Le procès d'un homme

Bien sûr, ces remarques structurelles ne sauraient faire omettre que le procès qui s'ouvre est celui d'un homme, jeune au moment des faits, présumé innocent comme tout justiciable. Les radicaux violents de droite ont une particularité par rapport aux radicaux d'autres tendances. Loin d'utiliser leur procès comme une tribune médiatique de leur vision du monde (tels actuellement Salah Abdeslam au procès des attentats du 13-Novembre, mais aussi jadis tels les extrémistes de gauche d'Action directe), ils y dépolitisent leurs carrières militantes dans une recherche d'indulgence de l'autorité judiciaire.

Les accusés mettent en avant leur transformation physique et morale: ils se présentent comme ayant connu une dérive sociale les ayant malencontreusement menés aux faits pour lesquels ils sont incriminés.

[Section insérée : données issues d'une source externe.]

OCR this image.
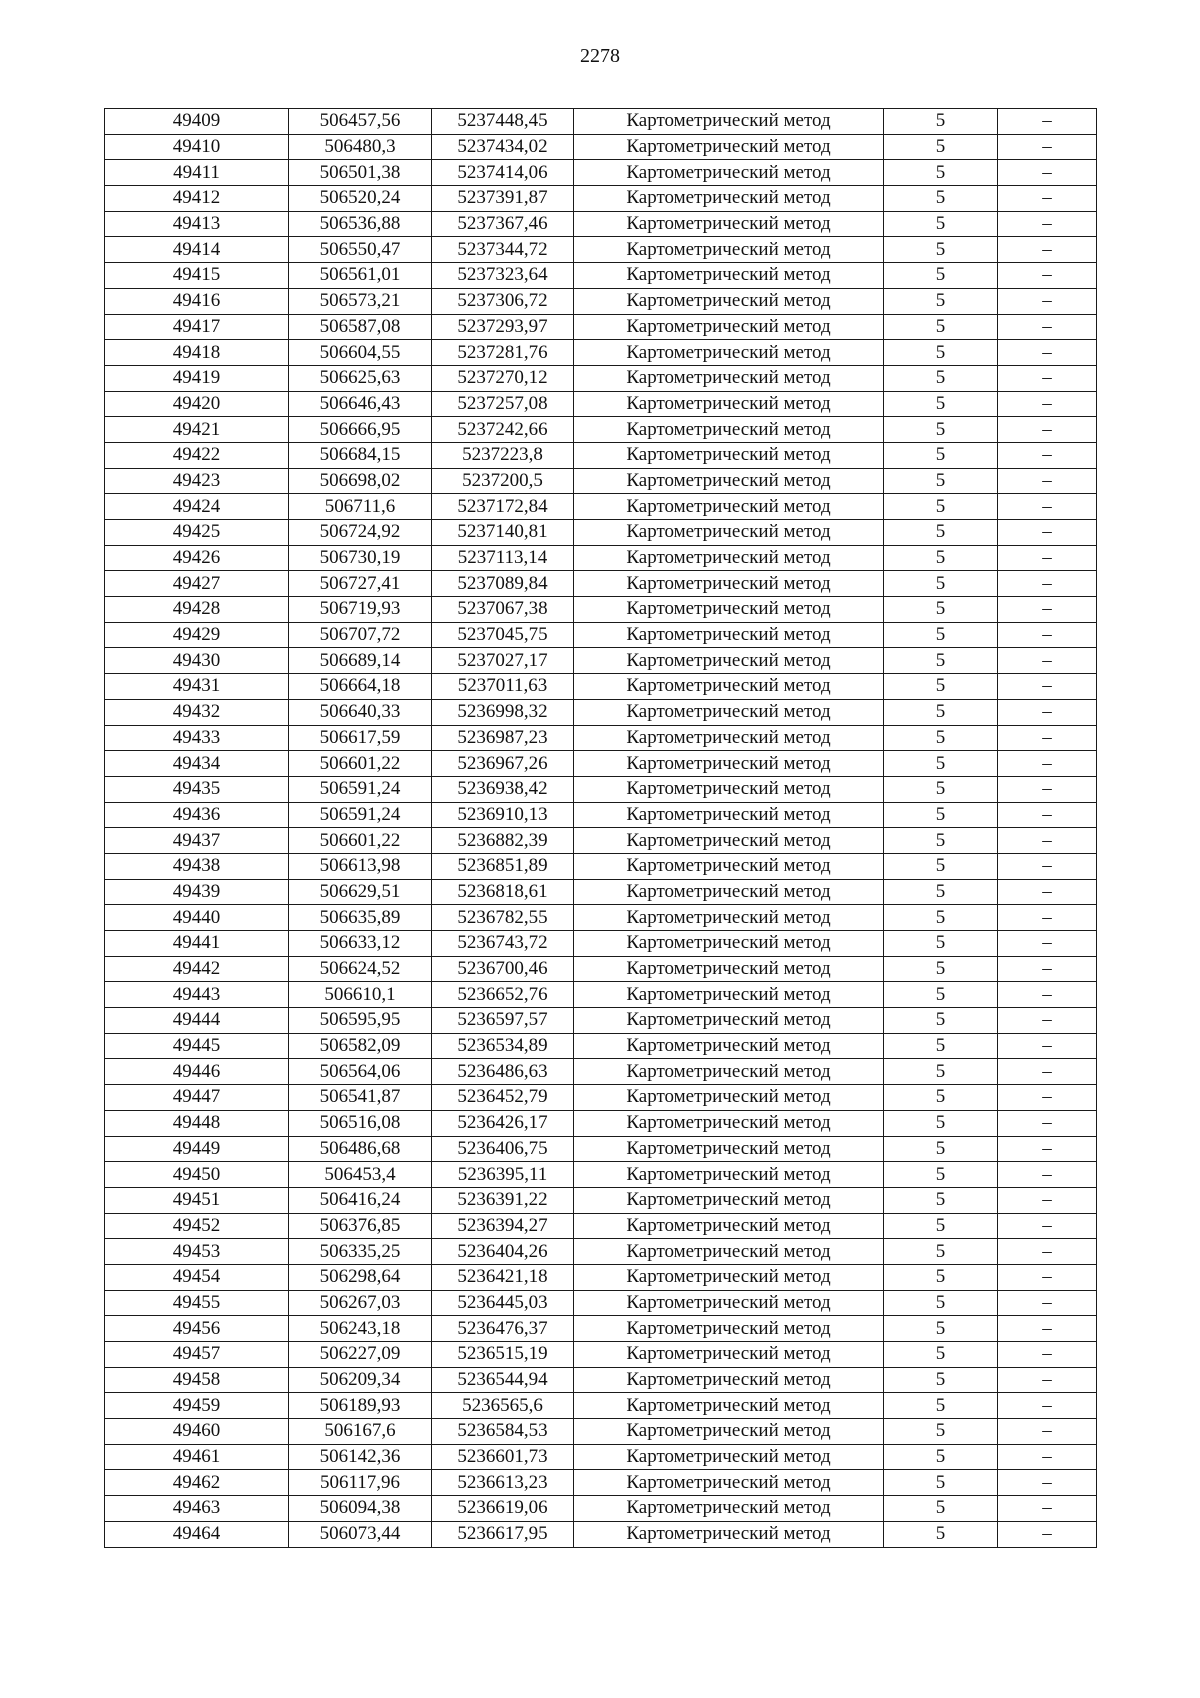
2278
49409	506457,56	5237448,45	Картометрический метод	5	–
49410	506480,3	5237434,02	Картометрический метод	5	–
49411	506501,38	5237414,06	Картометрический метод	5	–
49412	506520,24	5237391,87	Картометрический метод	5	–
49413	506536,88	5237367,46	Картометрический метод	5	–
49414	506550,47	5237344,72	Картометрический метод	5	–
49415	506561,01	5237323,64	Картометрический метод	5	–
49416	506573,21	5237306,72	Картометрический метод	5	–
49417	506587,08	5237293,97	Картометрический метод	5	–
49418	506604,55	5237281,76	Картометрический метод	5	–
49419	506625,63	5237270,12	Картометрический метод	5	–
49420	506646,43	5237257,08	Картометрический метод	5	–
49421	506666,95	5237242,66	Картометрический метод	5	–
49422	506684,15	5237223,8	Картометрический метод	5	–
49423	506698,02	5237200,5	Картометрический метод	5	–
49424	506711,6	5237172,84	Картометрический метод	5	–
49425	506724,92	5237140,81	Картометрический метод	5	–
49426	506730,19	5237113,14	Картометрический метод	5	–
49427	506727,41	5237089,84	Картометрический метод	5	–
49428	506719,93	5237067,38	Картометрический метод	5	–
49429	506707,72	5237045,75	Картометрический метод	5	–
49430	506689,14	5237027,17	Картометрический метод	5	–
49431	506664,18	5237011,63	Картометрический метод	5	–
49432	506640,33	5236998,32	Картометрический метод	5	–
49433	506617,59	5236987,23	Картометрический метод	5	–
49434	506601,22	5236967,26	Картометрический метод	5	–
49435	506591,24	5236938,42	Картометрический метод	5	–
49436	506591,24	5236910,13	Картометрический метод	5	–
49437	506601,22	5236882,39	Картометрический метод	5	–
49438	506613,98	5236851,89	Картометрический метод	5	–
49439	506629,51	5236818,61	Картометрический метод	5	–
49440	506635,89	5236782,55	Картометрический метод	5	–
49441	506633,12	5236743,72	Картометрический метод	5	–
49442	506624,52	5236700,46	Картометрический метод	5	–
49443	506610,1	5236652,76	Картометрический метод	5	–
49444	506595,95	5236597,57	Картометрический метод	5	–
49445	506582,09	5236534,89	Картометрический метод	5	–
49446	506564,06	5236486,63	Картометрический метод	5	–
49447	506541,87	5236452,79	Картометрический метод	5	–
49448	506516,08	5236426,17	Картометрический метод	5	–
49449	506486,68	5236406,75	Картометрический метод	5	–
49450	506453,4	5236395,11	Картометрический метод	5	–
49451	506416,24	5236391,22	Картометрический метод	5	–
49452	506376,85	5236394,27	Картометрический метод	5	–
49453	506335,25	5236404,26	Картометрический метод	5	–
49454	506298,64	5236421,18	Картометрический метод	5	–
49455	506267,03	5236445,03	Картометрический метод	5	–
49456	506243,18	5236476,37	Картометрический метод	5	–
49457	506227,09	5236515,19	Картометрический метод	5	–
49458	506209,34	5236544,94	Картометрический метод	5	–
49459	506189,93	5236565,6	Картометрический метод	5	–
49460	506167,6	5236584,53	Картометрический метод	5	–
49461	506142,36	5236601,73	Картометрический метод	5	–
49462	506117,96	5236613,23	Картометрический метод	5	–
49463	506094,38	5236619,06	Картометрический метод	5	–
49464	506073,44	5236617,95	Картометрический метод	5	–
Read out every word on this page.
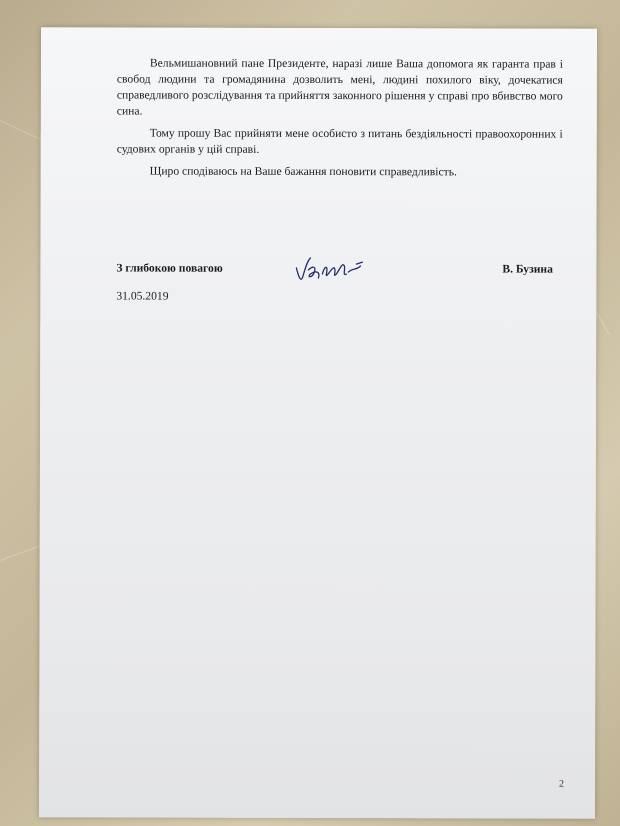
Вельмишановний пане Президенте, наразі лише Ваша допомога як гаранта прав і свобод людини та громадянина дозволить мені, людині похилого віку, дочекатися справедливого розслідування та прийняття законного рішення у справі про вбивство мого сина.

Тому прошу Вас прийняти мене особисто з питань бездіяльності правоохоронних і судових органів у цій справі.

Щиро сподіваюсь на Ваше бажання поновити справедливість.

З глибокою повагою	В. Бузина
31.05.2019
2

Les stratégies de leurs avocats rentrent parfois en contradiction avec le déroulé classique d'un procès –ainsi lors du procès d'appel au printemps dernier du meurtre de Clément Méric, les amis politiques de la victime ont eu l'impression que l'un des avocats des accusés était moins là pour sauver ses clients que pour s'offrir une propre tribune médiatique.

Dans ce contexte, le journaliste Paul Conge a révélé il y a quelques jours un long courrier de Logan Nisin. Ce dernier y explique le processus de déradicalisation qu'il a connu durant ses années de détention préventive, la façon dont il aurait fait litière d'une idéologie sommaire qui l'aura amené uniquement à détruire sa propre vie sociale. Il appartiendra aux jurés de juger sereinement un homme pour ses actes, en un moment où la société autour d'eux est prise entre l'agitation d'une précampagne où Marine Le Pen n'a plus le monopole de l'extrême droite et où le procès du 13-Novembre renvoie chacun au choc de cette attaque –amenant beaucoup de nos compatriotes à une radicalisation non comportementale, comme l'accusé, mais cognitive.